I ran into a good cop/bad cop scene. The older officer wanted to give me a ticket. The much younger officer wanted to give me a break, considering I had just celebrated a milestone birthday and all. The good news is I got only a warning ticket and my friend’s parents let her go for a ride in my car. Five years later, my wife, Candace, and I rented a garage apartment behind that same family for a summer. I did not wreck my car with their daughter in it, so they trusted me enough not to wreck their apartment, I guess.

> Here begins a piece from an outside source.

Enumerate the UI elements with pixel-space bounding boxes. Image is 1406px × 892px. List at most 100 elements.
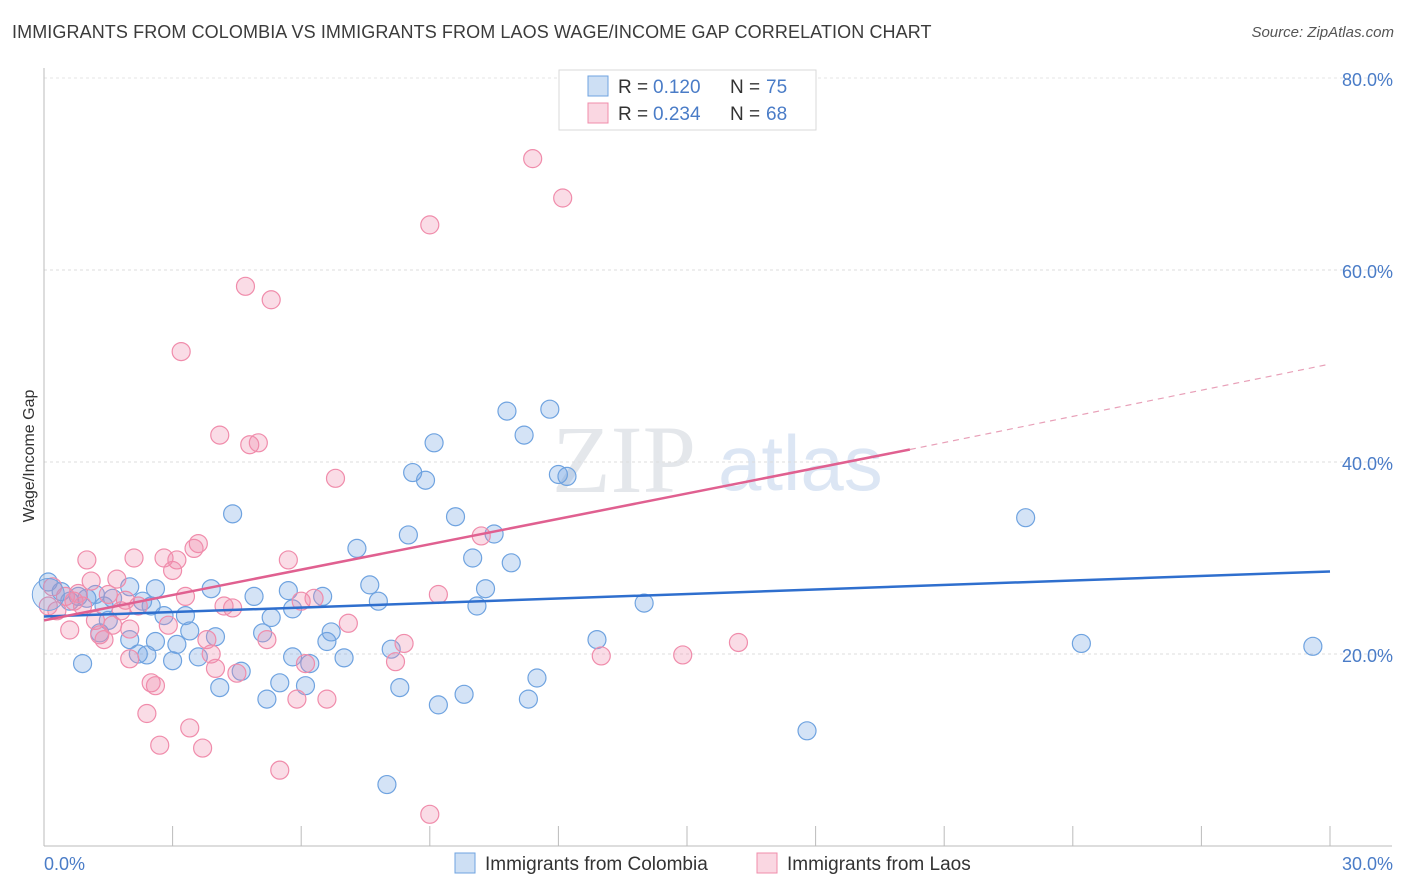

I enjoyed a full year of driving my little Corvair. It had some mechanical issues, but I lived with them. The fan belt had a tendency to pop off every now and then, prompting me to become expert at forcing Corvair belts back on alongside many roads in and just outside my town. The transmission went bad, but my step-father and I replaced it with one we found in a junkyard. Fortunately, he owned a car paint and body shop, so I always had a place to work on my car. I still remember trying to get the transmission fluid out of my long hair.

By the next summer, I had enough money to buy a bigger car. A 1965 Chevrolet Impala. Automatic, small V-8 engine. Beige, four doors, bench seats. It really had it all, including air conditioning. That feature was missing from my Corvair, but I hardly noticed–in the winter. I lived in Texas, as I mentioned earlier.

Today, I wish that I had both of those nice rides in my driveway. Right now. I never imagined that I was driving classic cars that would be worth serious money. I paid $650 for the Impala in 1971; it would bring more in 2022. But, it is not about the money. I just miss those sweet cars. Especially, since I was driving that Impala when I took Candace out for the first time. She slid across that bench seat and sat right next to me. Now, that is a nice memory.